Ingmar Bergman est mort à quatre-vingt-neuf ans, dont soixante années vouées au cinéma et un peu plus au théâtre. De tous les grands auteurs de films de cette génération, il est celui dont la vie a le plus évidemment été consacrée au travail, et dont l'œuvre est le plus abondant : des dizaines voire des centaines de mises en scène, de scénarios, de films pour la télévision, près de cinquante films de cinéma. Aussi bien les dernières années de sa vie ont-elles été par lui destinées, non à l'érection d'un monument à sa gloire – car, sous la vanité inévitable, il avait la modestie profonde des grands créateurs –, mais à la préservation des traces du travail.
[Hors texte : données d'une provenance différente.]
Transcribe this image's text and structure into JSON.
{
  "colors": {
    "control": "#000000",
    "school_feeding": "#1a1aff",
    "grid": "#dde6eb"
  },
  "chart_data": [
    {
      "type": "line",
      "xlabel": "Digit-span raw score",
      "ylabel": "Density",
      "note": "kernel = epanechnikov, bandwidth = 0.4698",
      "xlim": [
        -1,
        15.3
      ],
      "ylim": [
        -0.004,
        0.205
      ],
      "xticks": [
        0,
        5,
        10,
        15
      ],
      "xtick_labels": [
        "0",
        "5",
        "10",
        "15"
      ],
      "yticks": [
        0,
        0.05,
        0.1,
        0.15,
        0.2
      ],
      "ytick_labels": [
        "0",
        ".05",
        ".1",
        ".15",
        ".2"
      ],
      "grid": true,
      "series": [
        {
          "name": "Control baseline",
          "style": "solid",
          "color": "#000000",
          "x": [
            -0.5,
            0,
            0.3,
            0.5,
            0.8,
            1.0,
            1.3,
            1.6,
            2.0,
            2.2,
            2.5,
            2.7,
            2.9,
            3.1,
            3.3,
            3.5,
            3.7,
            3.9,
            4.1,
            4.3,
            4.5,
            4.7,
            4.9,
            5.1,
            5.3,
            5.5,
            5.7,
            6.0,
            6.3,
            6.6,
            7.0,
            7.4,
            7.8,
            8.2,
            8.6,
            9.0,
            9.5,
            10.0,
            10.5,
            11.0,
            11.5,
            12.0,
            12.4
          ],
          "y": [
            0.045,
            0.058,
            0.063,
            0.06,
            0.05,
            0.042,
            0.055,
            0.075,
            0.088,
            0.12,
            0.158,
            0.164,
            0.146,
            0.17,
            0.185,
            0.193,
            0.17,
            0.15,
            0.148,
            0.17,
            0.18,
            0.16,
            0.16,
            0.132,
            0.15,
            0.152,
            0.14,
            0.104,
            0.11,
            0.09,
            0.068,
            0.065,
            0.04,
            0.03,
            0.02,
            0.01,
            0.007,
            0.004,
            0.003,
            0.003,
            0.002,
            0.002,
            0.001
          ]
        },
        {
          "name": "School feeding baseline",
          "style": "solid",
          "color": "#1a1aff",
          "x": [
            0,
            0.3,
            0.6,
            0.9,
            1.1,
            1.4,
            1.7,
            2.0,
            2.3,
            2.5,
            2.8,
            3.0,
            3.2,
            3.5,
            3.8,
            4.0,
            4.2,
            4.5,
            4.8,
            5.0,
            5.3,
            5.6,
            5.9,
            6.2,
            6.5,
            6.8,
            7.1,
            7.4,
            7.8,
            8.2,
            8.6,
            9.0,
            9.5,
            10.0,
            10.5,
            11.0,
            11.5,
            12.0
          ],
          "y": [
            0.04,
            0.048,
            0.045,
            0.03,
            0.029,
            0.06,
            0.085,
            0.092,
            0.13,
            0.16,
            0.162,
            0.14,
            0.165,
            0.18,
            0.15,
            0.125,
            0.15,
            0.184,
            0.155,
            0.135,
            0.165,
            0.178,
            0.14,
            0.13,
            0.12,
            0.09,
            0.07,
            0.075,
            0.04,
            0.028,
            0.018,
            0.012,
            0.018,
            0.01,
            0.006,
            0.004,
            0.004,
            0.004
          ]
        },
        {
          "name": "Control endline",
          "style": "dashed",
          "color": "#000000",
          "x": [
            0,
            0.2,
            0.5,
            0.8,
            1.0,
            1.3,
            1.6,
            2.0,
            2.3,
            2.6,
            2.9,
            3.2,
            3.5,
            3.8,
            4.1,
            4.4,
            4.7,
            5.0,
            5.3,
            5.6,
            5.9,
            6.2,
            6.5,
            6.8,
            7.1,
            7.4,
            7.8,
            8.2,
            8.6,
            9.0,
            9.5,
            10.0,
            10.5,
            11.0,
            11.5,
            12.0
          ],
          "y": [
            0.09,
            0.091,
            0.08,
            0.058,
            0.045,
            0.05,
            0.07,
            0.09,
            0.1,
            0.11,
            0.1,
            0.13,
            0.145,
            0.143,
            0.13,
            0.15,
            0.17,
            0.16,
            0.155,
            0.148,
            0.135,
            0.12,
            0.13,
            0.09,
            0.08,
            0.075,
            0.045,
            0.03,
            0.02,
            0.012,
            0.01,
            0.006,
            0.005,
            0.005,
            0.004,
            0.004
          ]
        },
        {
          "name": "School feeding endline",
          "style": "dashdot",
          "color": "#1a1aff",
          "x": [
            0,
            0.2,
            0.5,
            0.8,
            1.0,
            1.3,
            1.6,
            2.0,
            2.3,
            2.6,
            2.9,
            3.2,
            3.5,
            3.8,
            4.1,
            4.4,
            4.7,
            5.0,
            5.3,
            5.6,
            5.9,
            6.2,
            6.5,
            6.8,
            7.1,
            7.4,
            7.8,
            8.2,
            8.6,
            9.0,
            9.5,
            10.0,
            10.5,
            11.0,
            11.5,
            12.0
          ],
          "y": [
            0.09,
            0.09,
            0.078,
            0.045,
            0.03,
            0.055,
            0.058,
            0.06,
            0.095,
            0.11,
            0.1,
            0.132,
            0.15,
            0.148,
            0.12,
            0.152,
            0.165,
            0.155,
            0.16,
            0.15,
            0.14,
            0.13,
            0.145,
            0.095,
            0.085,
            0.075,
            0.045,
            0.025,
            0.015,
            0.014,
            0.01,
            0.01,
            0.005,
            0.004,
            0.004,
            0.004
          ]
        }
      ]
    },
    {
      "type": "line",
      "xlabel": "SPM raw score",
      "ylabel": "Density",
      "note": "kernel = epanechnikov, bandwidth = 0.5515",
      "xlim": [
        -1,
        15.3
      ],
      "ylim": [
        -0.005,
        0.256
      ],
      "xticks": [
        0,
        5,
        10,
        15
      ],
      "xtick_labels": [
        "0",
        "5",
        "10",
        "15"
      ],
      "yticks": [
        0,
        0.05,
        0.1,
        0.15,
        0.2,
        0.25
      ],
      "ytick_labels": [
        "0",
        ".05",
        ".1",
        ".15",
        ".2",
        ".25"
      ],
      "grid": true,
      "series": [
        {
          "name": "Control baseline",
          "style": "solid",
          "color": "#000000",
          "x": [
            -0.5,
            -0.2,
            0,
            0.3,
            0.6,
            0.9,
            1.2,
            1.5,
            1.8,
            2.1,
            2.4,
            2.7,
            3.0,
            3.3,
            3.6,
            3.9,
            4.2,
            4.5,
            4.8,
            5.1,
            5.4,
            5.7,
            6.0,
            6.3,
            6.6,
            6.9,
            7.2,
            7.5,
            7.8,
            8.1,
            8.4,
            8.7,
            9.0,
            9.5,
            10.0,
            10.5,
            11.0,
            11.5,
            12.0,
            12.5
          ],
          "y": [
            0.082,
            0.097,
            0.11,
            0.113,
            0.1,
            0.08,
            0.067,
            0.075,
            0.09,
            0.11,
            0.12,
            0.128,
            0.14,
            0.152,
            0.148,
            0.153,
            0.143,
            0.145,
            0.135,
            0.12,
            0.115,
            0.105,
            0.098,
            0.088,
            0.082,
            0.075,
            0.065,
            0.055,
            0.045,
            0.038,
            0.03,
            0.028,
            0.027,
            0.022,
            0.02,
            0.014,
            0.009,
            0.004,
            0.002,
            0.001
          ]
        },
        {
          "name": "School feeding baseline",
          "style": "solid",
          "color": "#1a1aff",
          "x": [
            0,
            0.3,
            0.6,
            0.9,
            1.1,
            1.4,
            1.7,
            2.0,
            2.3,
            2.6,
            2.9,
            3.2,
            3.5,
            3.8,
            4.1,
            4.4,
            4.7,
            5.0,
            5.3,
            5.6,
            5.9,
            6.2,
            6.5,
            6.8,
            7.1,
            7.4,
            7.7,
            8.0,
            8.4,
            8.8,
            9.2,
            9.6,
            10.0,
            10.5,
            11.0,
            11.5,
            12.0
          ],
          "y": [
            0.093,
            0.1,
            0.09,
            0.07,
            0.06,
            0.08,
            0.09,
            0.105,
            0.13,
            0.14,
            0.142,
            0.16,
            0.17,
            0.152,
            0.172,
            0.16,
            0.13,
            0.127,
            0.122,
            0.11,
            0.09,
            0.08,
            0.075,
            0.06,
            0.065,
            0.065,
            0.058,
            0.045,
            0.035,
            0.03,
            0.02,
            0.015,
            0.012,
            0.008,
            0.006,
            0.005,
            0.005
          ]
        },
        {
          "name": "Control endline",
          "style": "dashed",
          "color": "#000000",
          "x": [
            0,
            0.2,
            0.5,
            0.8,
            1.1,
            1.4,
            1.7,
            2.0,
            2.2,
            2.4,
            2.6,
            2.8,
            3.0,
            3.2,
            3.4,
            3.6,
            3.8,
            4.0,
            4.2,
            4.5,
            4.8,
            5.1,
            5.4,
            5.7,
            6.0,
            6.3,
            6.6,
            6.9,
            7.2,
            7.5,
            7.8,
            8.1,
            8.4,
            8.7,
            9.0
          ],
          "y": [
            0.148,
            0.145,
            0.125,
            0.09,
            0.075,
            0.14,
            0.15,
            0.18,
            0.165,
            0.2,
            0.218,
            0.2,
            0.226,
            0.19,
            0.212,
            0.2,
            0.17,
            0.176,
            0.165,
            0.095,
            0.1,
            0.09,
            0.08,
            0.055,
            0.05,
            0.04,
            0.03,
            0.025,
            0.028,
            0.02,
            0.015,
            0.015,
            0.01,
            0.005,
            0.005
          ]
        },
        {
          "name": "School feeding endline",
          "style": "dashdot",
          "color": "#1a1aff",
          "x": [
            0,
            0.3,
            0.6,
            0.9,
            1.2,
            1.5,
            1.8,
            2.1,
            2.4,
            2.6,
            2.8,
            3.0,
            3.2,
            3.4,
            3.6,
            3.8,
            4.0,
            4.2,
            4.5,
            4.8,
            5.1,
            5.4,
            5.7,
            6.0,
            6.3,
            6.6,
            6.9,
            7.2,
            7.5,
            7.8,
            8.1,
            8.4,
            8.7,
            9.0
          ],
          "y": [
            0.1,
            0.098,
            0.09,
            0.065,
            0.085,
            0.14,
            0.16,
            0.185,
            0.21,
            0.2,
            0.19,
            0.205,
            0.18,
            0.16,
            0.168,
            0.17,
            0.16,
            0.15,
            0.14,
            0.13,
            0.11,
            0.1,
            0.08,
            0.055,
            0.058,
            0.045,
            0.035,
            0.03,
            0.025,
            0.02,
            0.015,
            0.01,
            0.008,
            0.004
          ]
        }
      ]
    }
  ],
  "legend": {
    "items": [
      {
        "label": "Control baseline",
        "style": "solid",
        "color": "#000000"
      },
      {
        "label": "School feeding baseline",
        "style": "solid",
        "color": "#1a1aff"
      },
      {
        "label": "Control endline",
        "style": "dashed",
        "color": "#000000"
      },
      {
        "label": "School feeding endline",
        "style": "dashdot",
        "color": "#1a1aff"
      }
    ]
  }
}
Paradoxe si l'on veut : cet homme célèbre et célébré pour ses films, auteur de plusieurs des grandes icônes de l'art cinématographique, de Monika à Persona ou Fanny et Alexandre, s'est toujours vu d'abord comme un homme de théâtre. Son long parcours, obsessionnel et changeant, a été sensible à l'époque, à la morale, à la passion – mais obstinément ancré dans l'amour d'un art : l'art dramatique.

Comment on devient un maître

Né le 14 juillet 1918 à Uppsala (Suède), Ingmar Bergman était le second fils d'un pasteur, qu'il a souvent dépeint comme un homme juste mais tourmenté et sévère ; son adolescence fut une longue révolte contre son milieu, avec lequel il rompit à vingt ans, pour travailler dans le théâtre puis, très vite, dans le cinéma. Jeune réalisateur aux dents longues, acharné, extraordinairement productif, il fut après la guerre l'auteur de drames naturalistes, où des jeunes gens révoltés contre une société sûre et confortable, mais étouffante, traînaient leur mal existentiel jusqu'au suicide ou la résignation. Bergman apparaissait alors comme l'un des représentants, talentueux et inégal, du réalisme noir de l'après-guerre – écho assez strict de ce que, en littérature et en philosophie, a signifié l'existentialisme. C'est l'époque qui culmine avec Jeux d'été et Monika, lesquels éblouirent Truffaut et Godard, entre autres parce qu'on y voyait de belles jeunes femmes avoir l'air de désirer vraiment faire l'amour avec leurs amoureux. Vinrent alors, coup sur coup, trois entreprises bien différentes – Sourires d'une nuit d'été, Le Septième Sceau, Les Fraises sauvages –, qui valurent à Bergman, avec des prix à Cannes et à Berlin, une deuxième gloire critique et la célébrité mondiale. Ce deuxième Bergman allait devenir, très vite, l'une des valeurs sûres des ciné-clubs et de la critique, illustrant avec verve les genres consacrés et y ajoutant une tonalité mi-grotesque, mi-philosophique.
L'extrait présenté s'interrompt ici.